It also changed the dynamics between influencers and brands. For starters, the high discounts customers used to get from big influencers probably won’t last if brands make deals with live streamers with a smaller number of followers. And instead of relying on the vast reach of influencers, many brands are now building their own live streaming channels. “This could be good news for brands as customers can attend their self-directed live sessions,” said Jialu Shan, a research fellow at the Global Center for Digital Business Transformation, “but definitely bad news for customers, as they can don’t enjoy the cheap deals that only live streamers like Li and Viya can offer.”
The fate of key influencers is also a clear signal that live streaming e-commerce cannot escape government scrutiny. “Big name KOLs (Key Opinion Leaders) have grown into a huge company and are now essential in e-commerce. But along with multi-million dollar paydays and high visibility come the risks of microscopic examination and social media backlash,” said Franklin Chu, the US president of marketing firm Azoya International, which has worked with Austin Li in the past.
In addition to tax responsibilities and content censorship, live streaming e-commerce influencers also face increasing regulations that hold them accountable for things like product quality control, properly reporting their sales figures, and the participation of minors in live streams.

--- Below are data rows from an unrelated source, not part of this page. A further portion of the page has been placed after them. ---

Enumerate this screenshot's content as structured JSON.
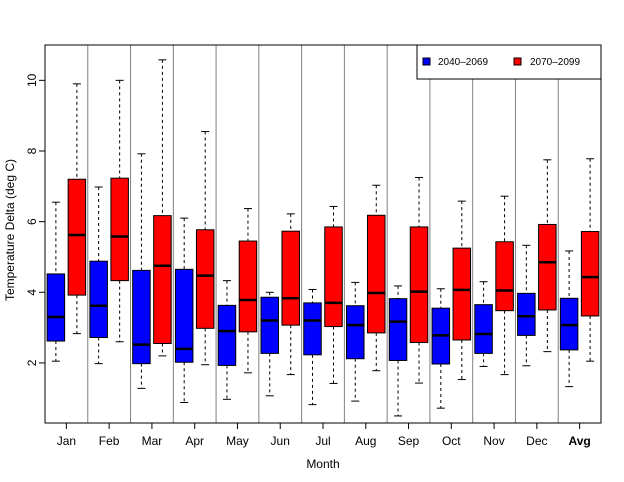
{
  "chart_data": {
    "type": "boxplot",
    "xlabel": "Month",
    "ylabel": "Temperature Delta (deg C)",
    "ylim": [
      0.3,
      11.0
    ],
    "yticks": [
      2,
      4,
      6,
      8,
      10
    ],
    "categories": [
      "Jan",
      "Feb",
      "Mar",
      "Apr",
      "May",
      "Jun",
      "Jul",
      "Aug",
      "Sep",
      "Oct",
      "Nov",
      "Dec",
      "Avg"
    ],
    "bold_categories": [
      "Avg"
    ],
    "legend_position": "top-right",
    "series": [
      {
        "name": "2040–2069",
        "color": "#0000ff",
        "boxes": [
          {
            "min": 2.05,
            "q1": 2.62,
            "median": 3.3,
            "q3": 4.52,
            "max": 6.55
          },
          {
            "min": 1.98,
            "q1": 2.72,
            "median": 3.62,
            "q3": 4.88,
            "max": 6.98
          },
          {
            "min": 1.28,
            "q1": 1.98,
            "median": 2.52,
            "q3": 4.62,
            "max": 7.92
          },
          {
            "min": 0.88,
            "q1": 2.02,
            "median": 2.4,
            "q3": 4.65,
            "max": 6.1
          },
          {
            "min": 0.97,
            "q1": 1.93,
            "median": 2.9,
            "q3": 3.63,
            "max": 4.33
          },
          {
            "min": 1.07,
            "q1": 2.27,
            "median": 3.2,
            "q3": 3.86,
            "max": 4.0
          },
          {
            "min": 0.82,
            "q1": 2.23,
            "median": 3.2,
            "q3": 3.7,
            "max": 4.08
          },
          {
            "min": 0.92,
            "q1": 2.12,
            "median": 3.07,
            "q3": 3.62,
            "max": 4.28
          },
          {
            "min": 0.5,
            "q1": 2.07,
            "median": 3.17,
            "q3": 3.82,
            "max": 4.18
          },
          {
            "min": 0.72,
            "q1": 1.97,
            "median": 2.78,
            "q3": 3.55,
            "max": 4.1
          },
          {
            "min": 1.9,
            "q1": 2.27,
            "median": 2.82,
            "q3": 3.65,
            "max": 4.3
          },
          {
            "min": 1.92,
            "q1": 2.78,
            "median": 3.32,
            "q3": 3.97,
            "max": 5.33
          },
          {
            "min": 1.33,
            "q1": 2.37,
            "median": 3.07,
            "q3": 3.83,
            "max": 5.17
          }
        ]
      },
      {
        "name": "2070–2099",
        "color": "#ff0000",
        "boxes": [
          {
            "min": 2.83,
            "q1": 3.92,
            "median": 5.62,
            "q3": 7.2,
            "max": 9.9
          },
          {
            "min": 2.6,
            "q1": 4.33,
            "median": 5.58,
            "q3": 7.23,
            "max": 10.0
          },
          {
            "min": 2.2,
            "q1": 2.55,
            "median": 4.75,
            "q3": 6.17,
            "max": 10.58
          },
          {
            "min": 1.95,
            "q1": 2.98,
            "median": 4.47,
            "q3": 5.77,
            "max": 8.55
          },
          {
            "min": 1.72,
            "q1": 2.88,
            "median": 3.78,
            "q3": 5.45,
            "max": 6.37
          },
          {
            "min": 1.67,
            "q1": 3.07,
            "median": 3.83,
            "q3": 5.73,
            "max": 6.22
          },
          {
            "min": 1.42,
            "q1": 3.03,
            "median": 3.7,
            "q3": 5.85,
            "max": 6.43
          },
          {
            "min": 1.78,
            "q1": 2.85,
            "median": 3.98,
            "q3": 6.18,
            "max": 7.03
          },
          {
            "min": 1.43,
            "q1": 2.58,
            "median": 4.02,
            "q3": 5.85,
            "max": 7.25
          },
          {
            "min": 1.53,
            "q1": 2.65,
            "median": 4.07,
            "q3": 5.25,
            "max": 6.58
          },
          {
            "min": 1.67,
            "q1": 3.48,
            "median": 4.05,
            "q3": 5.43,
            "max": 6.72
          },
          {
            "min": 2.32,
            "q1": 3.5,
            "median": 4.85,
            "q3": 5.92,
            "max": 7.75
          },
          {
            "min": 2.05,
            "q1": 3.33,
            "median": 4.43,
            "q3": 5.72,
            "max": 7.78
          }
        ]
      }
    ]
  }
}
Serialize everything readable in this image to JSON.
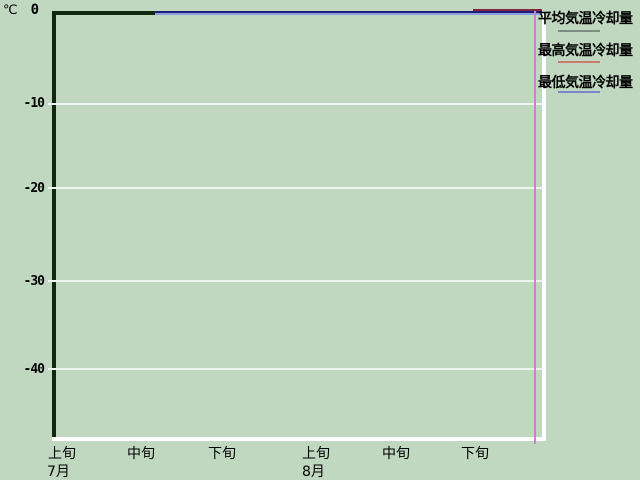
{
  "unit": "℃",
  "y_axis": {
    "ticks": [
      "0",
      "-10",
      "-20",
      "-30",
      "-40"
    ]
  },
  "x_axis": {
    "periods": [
      "上旬",
      "中旬",
      "下旬",
      "上旬",
      "中旬",
      "下旬"
    ],
    "months": [
      "7月",
      "8月"
    ]
  },
  "legend": {
    "items": [
      {
        "label": "平均気温冷却量",
        "line_color": "#7e8e7e"
      },
      {
        "label": "最高気温冷却量",
        "line_color": "#cb7a70"
      },
      {
        "label": "最低気温冷却量",
        "line_color": "#7787cb"
      }
    ]
  },
  "colors": {
    "background": "#c0d8c0",
    "axis_dark": "#122611",
    "axis_highlight": "#ffffff",
    "gridline": "#edf5ed",
    "min_series_shadow": "#1d1d7c",
    "min_series_highlight": "#8f9fdc",
    "max_series": "#832440",
    "drop_marker": "#cc80d0",
    "text": "#000000"
  },
  "chart_data": {
    "type": "line",
    "title": "",
    "ylabel": "℃",
    "yticks": [
      0,
      -10,
      -20,
      -30,
      -40
    ],
    "ylim": [
      -48,
      0
    ],
    "grid": true,
    "legend_position": "top-right",
    "x_categories": [
      "7月上旬",
      "7月中旬",
      "7月下旬",
      "8月上旬",
      "8月中旬",
      "8月下旬"
    ],
    "series": [
      {
        "name": "平均気温冷却量",
        "color": "#7e8e7e",
        "values": [
          0,
          0,
          0,
          0,
          0,
          0
        ]
      },
      {
        "name": "最高気温冷却量",
        "color": "#cb7a70",
        "values": [
          null,
          null,
          null,
          null,
          null,
          0
        ]
      },
      {
        "name": "最低気温冷却量",
        "color": "#7787cb",
        "values": [
          null,
          0,
          0,
          0,
          0,
          0
        ]
      }
    ],
    "annotations": [
      {
        "type": "vertical-line",
        "color": "#cc80d0",
        "x": "8月下旬 (right edge)",
        "note": "line drops off the bottom of the scale at the final point"
      }
    ]
  }
}
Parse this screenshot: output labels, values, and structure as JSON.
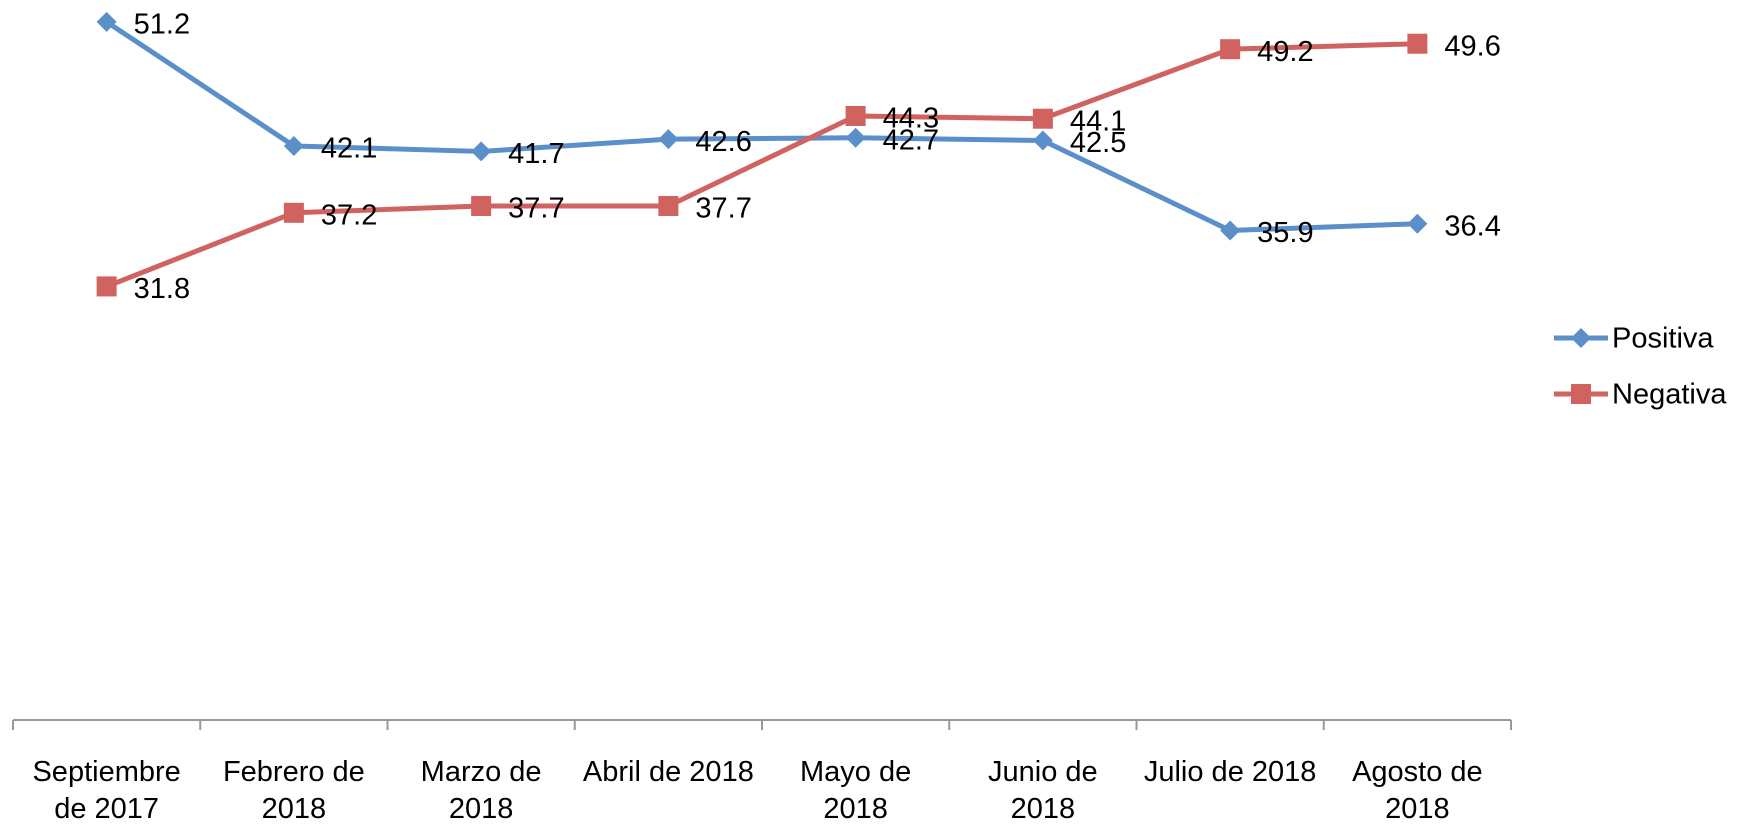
{
  "chart_data": {
    "type": "line",
    "categories": [
      "Septiembre de 2017",
      "Febrero de 2018",
      "Marzo de 2018",
      "Abril de 2018",
      "Mayo de 2018",
      "Junio de 2018",
      "Julio de 2018",
      "Agosto de 2018"
    ],
    "series": [
      {
        "name": "Positiva",
        "color": "#5b8fc9",
        "marker": "diamond",
        "values": [
          51.2,
          42.1,
          41.7,
          42.6,
          42.7,
          42.5,
          35.9,
          36.4
        ]
      },
      {
        "name": "Negativa",
        "color": "#d0625f",
        "marker": "square",
        "values": [
          31.8,
          37.2,
          37.7,
          37.7,
          44.3,
          44.1,
          49.2,
          49.6
        ]
      }
    ],
    "ylim": [
      0,
      52
    ],
    "legend": "right",
    "data_labels": true
  }
}
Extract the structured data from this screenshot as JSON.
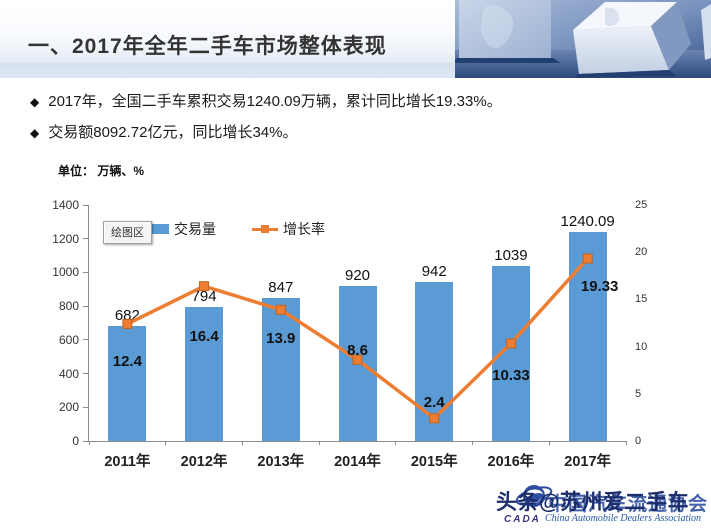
{
  "header": {
    "title": "一、2017年全年二手车市场整体表现"
  },
  "bullets": {
    "marker": "◆",
    "items": [
      "2017年，全国二手车累积交易1240.09万辆，累计同比增长19.33%。",
      "交易额8092.72亿元，同比增长34%。"
    ]
  },
  "chart_data": {
    "type": "bar",
    "title": "",
    "unit_label": "单位： 万辆、%",
    "plot_area_tooltip": "绘图区",
    "categories": [
      "2011年",
      "2012年",
      "2013年",
      "2014年",
      "2015年",
      "2016年",
      "2017年"
    ],
    "series": [
      {
        "name": "交易量",
        "kind": "bar",
        "axis": "left",
        "color": "#5B9BD5",
        "values": [
          682,
          794,
          847,
          920,
          942,
          1039,
          1240.09
        ],
        "labels": [
          "682",
          "794",
          "847",
          "920",
          "942",
          "1039",
          "1240.09"
        ]
      },
      {
        "name": "增长率",
        "kind": "line",
        "axis": "right",
        "color": "#ED7D31",
        "values": [
          12.4,
          16.4,
          13.9,
          8.6,
          2.4,
          10.33,
          19.33
        ],
        "labels": [
          "12.4",
          "16.4",
          "13.9",
          "8.6",
          "2.4",
          "10.33",
          "19.33"
        ]
      }
    ],
    "left_axis": {
      "min": 0,
      "max": 1400,
      "step": 200,
      "ticks": [
        "0",
        "200",
        "400",
        "600",
        "800",
        "1000",
        "1200",
        "1400"
      ]
    },
    "right_axis": {
      "min": 0,
      "max": 25,
      "step": 5,
      "ticks": [
        "0",
        "5",
        "10",
        "15",
        "20",
        "25"
      ]
    },
    "grid": false,
    "legend_position": "top-left-inside"
  },
  "footer": {
    "watermark": "头条@苏州爱二手车",
    "cada_cn": "中国汽车流通协会",
    "cada_en": "China Automobile Dealers Association",
    "cada_abbr": "CADA"
  },
  "colors": {
    "bar": "#5B9BD5",
    "line": "#ED7D31",
    "header_band": "#d7e2ef",
    "title_text": "#333333",
    "cada_blue": "#2d4da0"
  }
}
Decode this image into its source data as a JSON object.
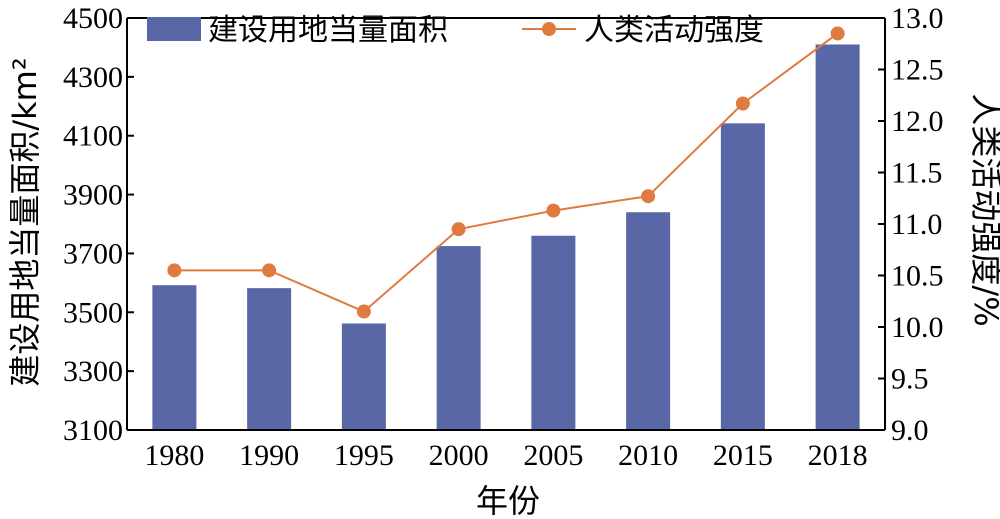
{
  "chart_data": {
    "type": "bar+line",
    "categories": [
      "1980",
      "1990",
      "1995",
      "2000",
      "2005",
      "2010",
      "2015",
      "2018"
    ],
    "series": [
      {
        "name": "建设用地当量面积",
        "type": "bar",
        "axis": "left",
        "color": "#5a67a6",
        "values": [
          3592,
          3582,
          3462,
          3725,
          3760,
          3840,
          4142,
          4410
        ]
      },
      {
        "name": "人类活动强度",
        "type": "line",
        "axis": "right",
        "color": "#e07b3f",
        "values": [
          10.55,
          10.55,
          10.15,
          10.95,
          11.13,
          11.27,
          12.17,
          12.85
        ]
      }
    ],
    "xlabel": "年份",
    "ylabel_left": "建设用地当量面积/km²",
    "ylabel_right": "人类活动强度/%",
    "ylim_left": [
      3100,
      4500
    ],
    "ylim_right": [
      9.0,
      13.0
    ],
    "yticks_left": [
      "3100",
      "3300",
      "3500",
      "3700",
      "3900",
      "4100",
      "4300",
      "4500"
    ],
    "yticks_right": [
      "9.0",
      "9.5",
      "10.0",
      "10.5",
      "11.0",
      "11.5",
      "12.0",
      "12.5",
      "13.0"
    ],
    "grid": false,
    "legend_position": "top"
  }
}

Since 2020, the government has released multiple regulatory documents covering various aspects of the business, keeping the industry under close scrutiny.
While influencers like Huang and Zhu have disappeared from the internet, their marketing and business teams are struggling to stay in the industry. Both Huang and Zhu’s assistants have become influencers themselves. They claim that they are no longer involved with the companies that supported their famous former bosses, but with Chinese media have reported that it’s pretty much still the same teams behind them.
If that tank-shaped ice appearance turns out to be the end of Li’s career, this is probably what his company, Meione, will do as well. But no statement has yet been made by his team, the tech platforms or the regulator, leaving millions of his fans with an anxious waiting game. If he can return to his daily live streams, not only will his fans rejoice: the salespeople and marketing agencies that have benefited from his popularity will join them. “Azoya has worked with him successfully in the past and would likely do so again, assuming his marketing effectiveness doesn’t drop dramatically,” says Franklin Chu.